Friday, January 22, 2010

Heaven is real!

Here are some photographs from a place that is very special to me. It is a beautiful landscape that is called grass-hills. It is a high altitude grassland interspersed with shola forest (a forest of stunned trees, not more than 10-15 feet tall). This vegetation makes the landscape look "out of the world".The dark green is the shola forest and the light green is the grasslands.


Where the wind wooos and the clouds dance,
The sun gleams, The hills are the mute spectators,
and the streams applaud.



Waves of green reach-out to the sky,
Time stops and space is eternal.

The Nilgiri pipit is a bird found only in these grasslands. The orchid is also probably found exclusively in this kind of landscape.This is a place where nature rules and animals roam free. Also a place where it gets extremely cold (dew freezes in the night and forms icicles) and human are so awe-striken that they don't really care.

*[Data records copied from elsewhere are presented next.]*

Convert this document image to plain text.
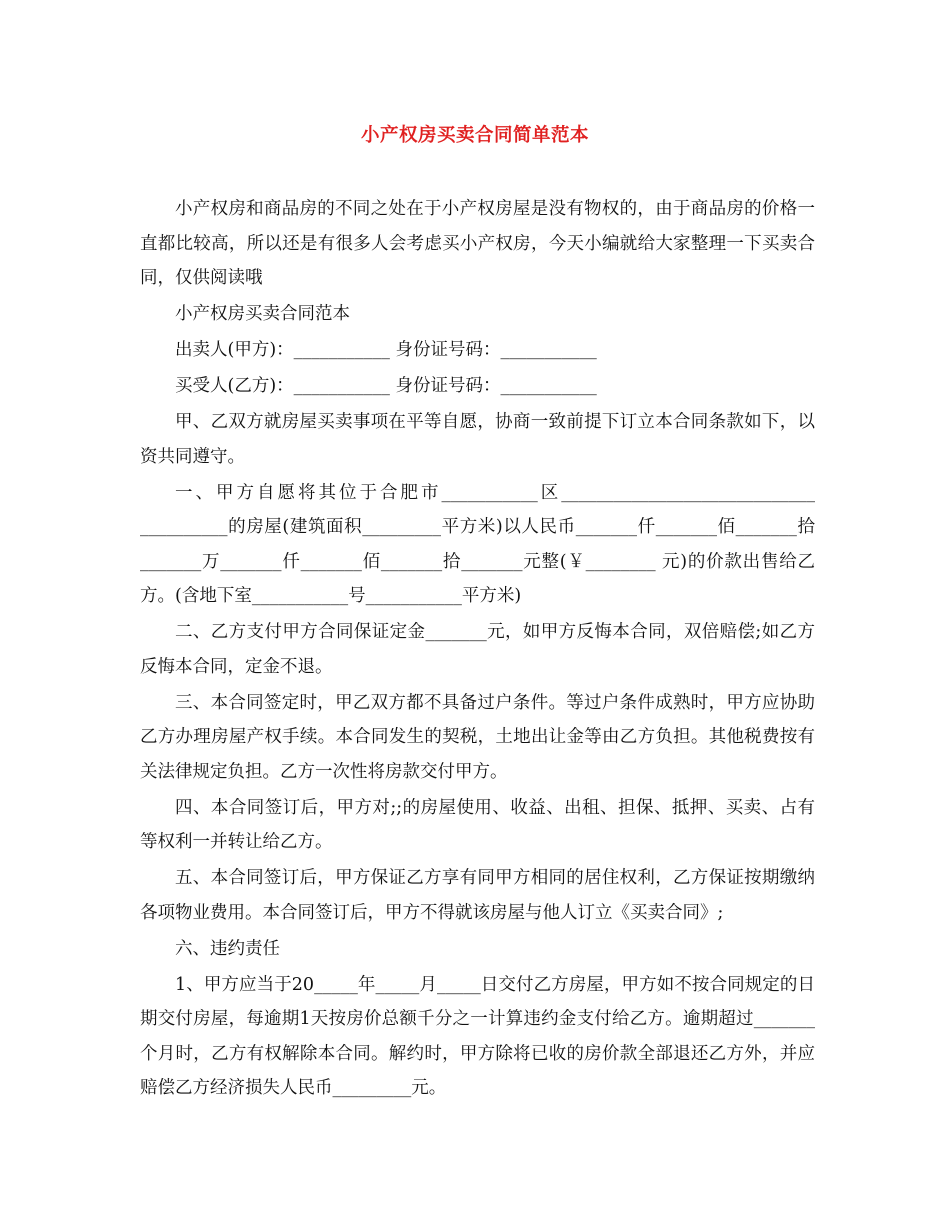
小产权房买卖合同简单范本

小产权房和商品房的不同之处在于小产权房屋是没有物权的，由于商品房的价格一直都比较高，所以还是有很多人会考虑买小产权房，今天小编就给大家整理一下买卖合同，仅供阅读哦

小产权房买卖合同范本

出卖人(甲方)：___________ 身份证号码：___________

买受人(乙方)：___________ 身份证号码：___________

甲、乙双方就房屋买卖事项在平等自愿，协商一致前提下订立本合同条款如下，以资共同遵守。

一、甲方自愿将其位于合肥市___________区_____________________________ __________的房屋(建筑面积_________平方米)以人民币_______仟_______佰_______拾_______万_______仟_______佰_______拾_______元整(￥________ 元)的价款出售给乙方。(含地下室___________号___________平方米)

二、乙方支付甲方合同保证定金_______元，如甲方反悔本合同，双倍赔偿;如乙方反悔本合同，定金不退。

三、本合同签定时，甲乙双方都不具备过户条件。等过户条件成熟时，甲方应协助乙方办理房屋产权手续。本合同发生的契税，土地出让金等由乙方负担。其他税费按有关法律规定负担。乙方一次性将房款交付甲方。

四、本合同签订后，甲方对;;的房屋使用、收益、出租、担保、抵押、买卖、占有等权利一并转让给乙方。

五、本合同签订后，甲方保证乙方享有同甲方相同的居住权利，乙方保证按期缴纳各项物业费用。本合同签订后，甲方不得就该房屋与他人订立《买卖合同》;

六、违约责任

1、甲方应当于20_____年_____月_____日交付乙方房屋，甲方如不按合同规定的日期交付房屋，每逾期1天按房价总额千分之一计算违约金支付给乙方。逾期超过_______个月时，乙方有权解除本合同。解约时，甲方除将已收的房价款全部退还乙方外，并应赔偿乙方经济损失人民币_________元。
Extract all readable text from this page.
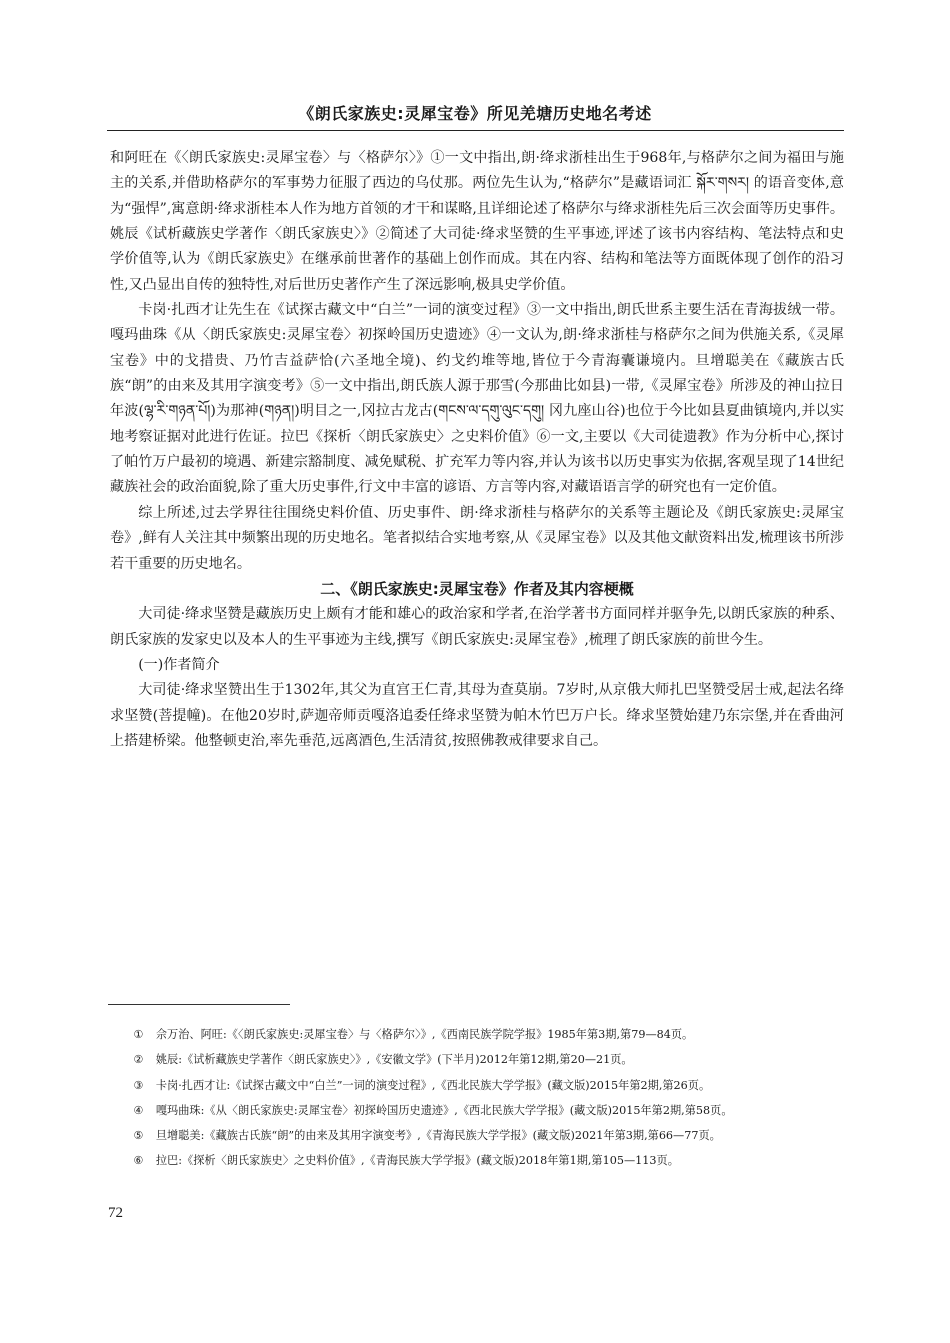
《朗氏家族史:灵犀宝卷》所见羌塘历史地名考述

和阿旺在《〈朗氏家族史:灵犀宝卷〉与〈格萨尔〉》①一文中指出,朗·绛求浙桂出生于968年,与格萨尔之间为福田与施主的关系,并借助格萨尔的军事势力征服了西边的乌仗那。两位先生认为,“格萨尔”是藏语词汇 སྐོར་གསར། 的语音变体,意为“强悍”,寓意朗·绛求浙桂本人作为地方首领的才干和谋略,且详细论述了格萨尔与绛求浙桂先后三次会面等历史事件。姚辰《试析藏族史学著作〈朗氏家族史〉》②简述了大司徒·绛求坚赞的生平事迹,评述了该书内容结构、笔法特点和史学价值等,认为《朗氏家族史》在继承前世著作的基础上创作而成。其在内容、结构和笔法等方面既体现了创作的沿习性,又凸显出自传的独特性,对后世历史著作产生了深远影响,极具史学价值。

卡岗·扎西才让先生在《试探古藏文中“白兰”一词的演变过程》③一文中指出,朗氏世系主要生活在青海拔绒一带。嘎玛曲珠《从〈朗氏家族史:灵犀宝卷〉初探岭国历史遗迹》④一文认为,朗·绛求浙桂与格萨尔之间为供施关系,《灵犀宝卷》中的戈措贵、乃竹吉益萨恰(六圣地全境)、约戈约堆等地,皆位于今青海囊谦境内。旦增聪美在《藏族古氏族“朗”的由来及其用字演变考》⑤一文中指出,朗氏族人源于那雪(今那曲比如县)一带,《灵犀宝卷》所涉及的神山拉日年波(ལྷ་རི་གཉན་པོ།)为那神(གཉན།)明目之一,冈拉古龙古(གངས་ལ་དགུ་ལུང་དགུ། 冈九座山谷)也位于今比如县夏曲镇境内,并以实地考察证据对此进行佐证。拉巴《探析〈朗氏家族史〉之史料价值》⑥一文,主要以《大司徒遗教》作为分析中心,探讨了帕竹万户最初的境遇、新建宗豁制度、减免赋税、扩充军力等内容,并认为该书以历史事实为依据,客观呈现了14世纪藏族社会的政治面貌,除了重大历史事件,行文中丰富的谚语、方言等内容,对藏语语言学的研究也有一定价值。

综上所述,过去学界往往围绕史料价值、历史事件、朗·绛求浙桂与格萨尔的关系等主题论及《朗氏家族史:灵犀宝卷》,鲜有人关注其中频繁出现的历史地名。笔者拟结合实地考察,从《灵犀宝卷》以及其他文献资料出发,梳理该书所涉若干重要的历史地名。

二、《朗氏家族史:灵犀宝卷》作者及其内容梗概

大司徒·绛求坚赞是藏族历史上颇有才能和雄心的政治家和学者,在治学著书方面同样并驱争先,以朗氏家族的种系、朗氏家族的发家史以及本人的生平事迹为主线,撰写《朗氏家族史:灵犀宝卷》,梳理了朗氏家族的前世今生。

(一)作者简介

大司徒·绛求坚赞出生于1302年,其父为直宫王仁青,其母为查莫崩。7岁时,从京俄大师扎巴坚赞受居士戒,起法名绛求坚赞(菩提幢)。在他20岁时,萨迦帝师贡嘎洛追委任绛求坚赞为帕木竹巴万户长。绛求坚赞始建乃东宗堡,并在香曲河上搭建桥梁。他整顿吏治,率先垂范,远离酒色,生活清贫,按照佛教戒律要求自己。

① 佘万治、阿旺:《〈朗氏家族史:灵犀宝卷〉与〈格萨尔〉》,《西南民族学院学报》1985年第3期,第79—84页。

② 姚辰:《试析藏族史学著作〈朗氏家族史〉》,《安徽文学》(下半月)2012年第12期,第20—21页。

③ 卡岗·扎西才让:《试探古藏文中“白兰”一词的演变过程》,《西北民族大学学报》(藏文版)2015年第2期,第26页。

④ 嘎玛曲珠:《从〈朗氏家族史:灵犀宝卷〉初探岭国历史遗迹》,《西北民族大学学报》(藏文版)2015年第2期,第58页。

⑤ 旦增聪美:《藏族古氏族“朗”的由来及其用字演变考》,《青海民族大学学报》(藏文版)2021年第3期,第66—77页。

⑥ 拉巴:《探析〈朗氏家族史〉之史料价值》,《青海民族大学学报》(藏文版)2018年第1期,第105—113页。

72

When i visited this place i realized that there are very few places that remain exactly the way they always were. Time has had no effect on a relative scale.The sheer grandeur and pure beauty of this place has left an everlasting impression. There was not a human apart from our team on those hills, and i got a chance to fulfill my longing to wander and ponder all by myself. I went climbing up the hills at dawn and watched the first rays of the sun climb down each mountain slope.
On the last night of our stay while i was trying to overcome the cold and try and get some sleep, i heard elephants outside my window. I could hear them hit grass stems on their feet to rid the mud before consuming it. Later when they almost walked into our front yard, we got out to announce our presence. We saw them in the half moon light and the supplementary torch lights. They heeded our presence and retreated. These experiences put me in touch with primitive human emotions that i never experienced in the past.Staggering awe, filled with respect for life and beauty. The feeling of being in touch with nature with nothing in between. These experience were enhanced with the company of few tribal assistances who guided our team in field work. Their relationship with nature is truly amazing.Their folk lore, culture and way of life is colored with the essence of these thoughts and emotions.

Finally a few hours before returning, when we were walking to our destination (where the work was in progress) we came across a lone Sambar stag out in the grasslands. A sight i will never forget - a solitary deer on the grassland surrounded by the earth and the sky.